Después de aquello, llegarían dos operaciones de rodilla y empezaría un largo vía crucis. Un año más tarde, se destaparía el escándalo de sus infidelidades a raíz de un accidente de coche que acabaría con su divorcio de Elin Nordegren, la madre de sus dos hijos, Sam y Charlie. Tiger Woods, uno de los personajes más discretos y misteriosos de la historia del deporte, se veía obligado a salir en público y admitir que tenía un problema con el sexo. A pedir perdón por las infidelidades. Aquello ya no era golf, la prensa rosa se frotaba las manos.
Tiger Woods ha sabido recomponer su vida desde entonces. Ejerce de padre con todas la de la ley. Incluso ha hecho labores de entrenador en el equipo de fútbol de su hijo Charlie, cuyo mayor ídolo ya no es su padre sino Leo Messi, a quien pudo conocer en la última gira norteamericana del Barça. La foto de Woods vestido de azulgrana le llenó de orgullo.
Este proceso de humanización que ha sufrido Tiger en los últimos años, más afable con sus compañeros y más cercano en general, nada tiene que ver con el Tiger dominador de sus primeros años, cuando no concedía ni media sonrisa de más. Ganar, ganar y solo ganar era lo que ocupaba su mente.
No fue una infancia fácil la suya. Creció junto a su padre, Earl, un ex boina verde del ejército norteamericano, que le hizo de padre y amigo. Earl no cogió un palo de golf hasta los 42 años, pero desde entonces no lo soltó y transmitió esa pasión a su hijo. Padre e hijo lo hacían todo juntos, hasta el punto de que el profesional del campo de golf de la Marina donde jugaban a diario en California mostró su preocupación por el hecho de que el chico no tuviera amigos. Tiger creció sin hermanos y, hasta que ingresó en Stanford sus amigos eran los militares retirados con los que su padre jugaba a golf.

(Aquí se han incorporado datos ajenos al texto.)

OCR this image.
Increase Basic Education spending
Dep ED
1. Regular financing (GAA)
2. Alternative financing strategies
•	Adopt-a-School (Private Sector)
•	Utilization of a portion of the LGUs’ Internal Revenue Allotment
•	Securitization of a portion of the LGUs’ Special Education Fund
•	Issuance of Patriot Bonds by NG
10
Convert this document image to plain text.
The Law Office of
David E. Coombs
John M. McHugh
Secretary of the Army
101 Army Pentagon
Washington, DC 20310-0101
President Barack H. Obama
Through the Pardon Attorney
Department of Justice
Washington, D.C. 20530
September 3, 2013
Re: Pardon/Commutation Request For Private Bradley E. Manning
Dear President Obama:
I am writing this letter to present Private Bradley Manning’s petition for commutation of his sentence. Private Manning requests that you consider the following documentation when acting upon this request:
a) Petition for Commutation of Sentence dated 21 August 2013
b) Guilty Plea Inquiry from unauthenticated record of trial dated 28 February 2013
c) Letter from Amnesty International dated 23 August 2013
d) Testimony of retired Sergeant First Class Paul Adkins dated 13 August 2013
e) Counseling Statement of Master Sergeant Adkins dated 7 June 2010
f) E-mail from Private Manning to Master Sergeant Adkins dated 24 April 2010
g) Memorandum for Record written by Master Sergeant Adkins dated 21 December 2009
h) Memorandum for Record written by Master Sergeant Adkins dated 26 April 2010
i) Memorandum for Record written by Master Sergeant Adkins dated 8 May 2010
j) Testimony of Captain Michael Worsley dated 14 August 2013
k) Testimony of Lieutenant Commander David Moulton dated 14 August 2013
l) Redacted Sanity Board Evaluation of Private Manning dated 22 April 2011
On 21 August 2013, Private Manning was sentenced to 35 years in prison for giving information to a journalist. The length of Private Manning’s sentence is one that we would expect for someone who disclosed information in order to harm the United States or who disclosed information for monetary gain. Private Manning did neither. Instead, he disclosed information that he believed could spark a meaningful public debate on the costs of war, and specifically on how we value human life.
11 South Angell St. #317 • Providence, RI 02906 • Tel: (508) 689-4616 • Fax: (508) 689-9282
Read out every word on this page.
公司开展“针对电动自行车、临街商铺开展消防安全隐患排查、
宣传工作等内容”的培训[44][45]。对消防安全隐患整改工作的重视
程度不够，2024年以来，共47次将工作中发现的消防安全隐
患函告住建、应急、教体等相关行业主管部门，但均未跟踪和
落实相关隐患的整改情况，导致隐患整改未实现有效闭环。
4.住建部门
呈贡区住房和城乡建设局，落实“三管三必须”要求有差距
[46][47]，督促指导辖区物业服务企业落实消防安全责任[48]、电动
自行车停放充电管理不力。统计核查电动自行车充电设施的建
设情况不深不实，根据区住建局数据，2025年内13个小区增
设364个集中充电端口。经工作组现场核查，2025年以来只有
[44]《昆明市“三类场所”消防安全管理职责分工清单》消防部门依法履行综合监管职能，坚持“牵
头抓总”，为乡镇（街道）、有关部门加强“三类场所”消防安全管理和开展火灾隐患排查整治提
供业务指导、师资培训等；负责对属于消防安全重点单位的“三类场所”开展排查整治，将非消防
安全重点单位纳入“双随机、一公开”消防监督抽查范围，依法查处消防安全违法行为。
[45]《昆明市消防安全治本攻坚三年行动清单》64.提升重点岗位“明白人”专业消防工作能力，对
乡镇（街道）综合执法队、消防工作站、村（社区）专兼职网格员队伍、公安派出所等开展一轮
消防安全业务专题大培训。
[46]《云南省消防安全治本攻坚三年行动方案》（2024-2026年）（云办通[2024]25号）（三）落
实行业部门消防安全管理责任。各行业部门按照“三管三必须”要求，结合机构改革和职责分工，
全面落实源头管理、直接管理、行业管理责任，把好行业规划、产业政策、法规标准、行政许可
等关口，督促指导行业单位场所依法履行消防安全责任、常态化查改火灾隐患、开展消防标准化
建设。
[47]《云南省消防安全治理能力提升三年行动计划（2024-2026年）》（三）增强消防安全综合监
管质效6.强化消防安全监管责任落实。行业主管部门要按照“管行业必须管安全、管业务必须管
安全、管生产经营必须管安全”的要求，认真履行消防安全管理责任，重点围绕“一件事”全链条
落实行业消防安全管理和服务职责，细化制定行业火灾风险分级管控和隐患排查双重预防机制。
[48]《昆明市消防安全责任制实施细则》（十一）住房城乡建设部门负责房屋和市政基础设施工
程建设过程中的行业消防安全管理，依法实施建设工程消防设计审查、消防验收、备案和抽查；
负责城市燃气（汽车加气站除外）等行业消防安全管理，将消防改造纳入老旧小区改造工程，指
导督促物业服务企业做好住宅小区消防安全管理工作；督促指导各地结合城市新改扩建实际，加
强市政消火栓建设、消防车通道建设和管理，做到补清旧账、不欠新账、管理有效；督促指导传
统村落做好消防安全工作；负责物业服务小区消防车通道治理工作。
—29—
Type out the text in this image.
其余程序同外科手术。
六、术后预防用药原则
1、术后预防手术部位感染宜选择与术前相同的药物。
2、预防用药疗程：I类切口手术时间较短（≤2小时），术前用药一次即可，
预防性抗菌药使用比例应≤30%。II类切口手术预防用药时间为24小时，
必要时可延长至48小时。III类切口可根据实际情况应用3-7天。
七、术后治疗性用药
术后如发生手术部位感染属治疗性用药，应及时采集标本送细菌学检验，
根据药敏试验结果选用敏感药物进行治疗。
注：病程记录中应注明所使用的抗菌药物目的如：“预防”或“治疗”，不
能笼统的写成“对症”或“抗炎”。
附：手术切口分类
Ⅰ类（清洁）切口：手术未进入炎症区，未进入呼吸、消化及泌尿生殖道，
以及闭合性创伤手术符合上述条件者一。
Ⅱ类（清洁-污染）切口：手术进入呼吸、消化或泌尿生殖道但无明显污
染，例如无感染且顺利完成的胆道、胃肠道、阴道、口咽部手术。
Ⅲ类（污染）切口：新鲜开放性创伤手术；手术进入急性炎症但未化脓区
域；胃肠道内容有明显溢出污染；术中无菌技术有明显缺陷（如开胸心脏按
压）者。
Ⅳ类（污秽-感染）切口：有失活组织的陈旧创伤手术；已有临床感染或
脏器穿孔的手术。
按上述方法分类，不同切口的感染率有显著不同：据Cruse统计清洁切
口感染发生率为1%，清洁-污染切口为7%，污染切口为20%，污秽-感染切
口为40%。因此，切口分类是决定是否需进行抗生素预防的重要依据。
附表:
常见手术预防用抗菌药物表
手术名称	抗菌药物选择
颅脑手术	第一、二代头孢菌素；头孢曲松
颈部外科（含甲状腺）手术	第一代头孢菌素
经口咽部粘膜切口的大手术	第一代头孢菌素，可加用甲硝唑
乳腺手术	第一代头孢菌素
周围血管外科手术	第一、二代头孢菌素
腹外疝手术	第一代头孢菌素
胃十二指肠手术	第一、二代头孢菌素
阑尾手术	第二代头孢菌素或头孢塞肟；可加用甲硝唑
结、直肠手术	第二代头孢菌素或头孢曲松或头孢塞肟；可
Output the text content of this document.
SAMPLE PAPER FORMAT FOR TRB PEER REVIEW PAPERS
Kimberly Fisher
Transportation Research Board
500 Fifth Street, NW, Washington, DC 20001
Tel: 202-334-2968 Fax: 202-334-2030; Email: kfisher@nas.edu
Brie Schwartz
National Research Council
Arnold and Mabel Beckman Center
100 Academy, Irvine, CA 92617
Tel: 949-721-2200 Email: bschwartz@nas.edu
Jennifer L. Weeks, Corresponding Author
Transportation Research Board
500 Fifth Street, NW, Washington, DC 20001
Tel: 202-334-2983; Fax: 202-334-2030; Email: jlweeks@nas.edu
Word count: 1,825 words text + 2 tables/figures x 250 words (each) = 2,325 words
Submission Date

Su pasión por el golf creció en la misma medida que su admiración hacia el ejército norteamericano. Un admiración que se convirtió en obsesión. Tiger reconoció en una de sus muchas visitas a campos de entrenamiento secretos de los SEAL –las Fuerzas Especiales–, con los que se entrenaba de vez en cuando, que le hubiera gustado ser uno de ellos si no hubiera sido golfista.
La muerte de su padre en 2005 supuso un antes y un después en su vida. Entró en un círculo oscuro y empezó a alejarse de su mujer. Empezó a visitar a los SEAL más a menudo, cosa que advirtió Hank Haney, su entrenador por aquel entonces, avisándole de que estaba poniendo su carrera en riesgo con esos entrenos tan duros. Y, cuando acababa de entrenarse, se sentaba a jugar al videojuego Call of Duty horas y horas.
Tiger siempre ha sido un luchador. Las lesiones le han azotado con tal crudeza que hace un par de años, en el fondo del pozo, confesaba por primera vez que podría no volver a competir nunca. Pero no se rindió y a finales de noviembre volverá a acaparar todas las miradas en el Hero World Challenge, en las Bahamas. También la de su padre, desde el cielo. Honrarle sigue siendo uno de los motores de su vida.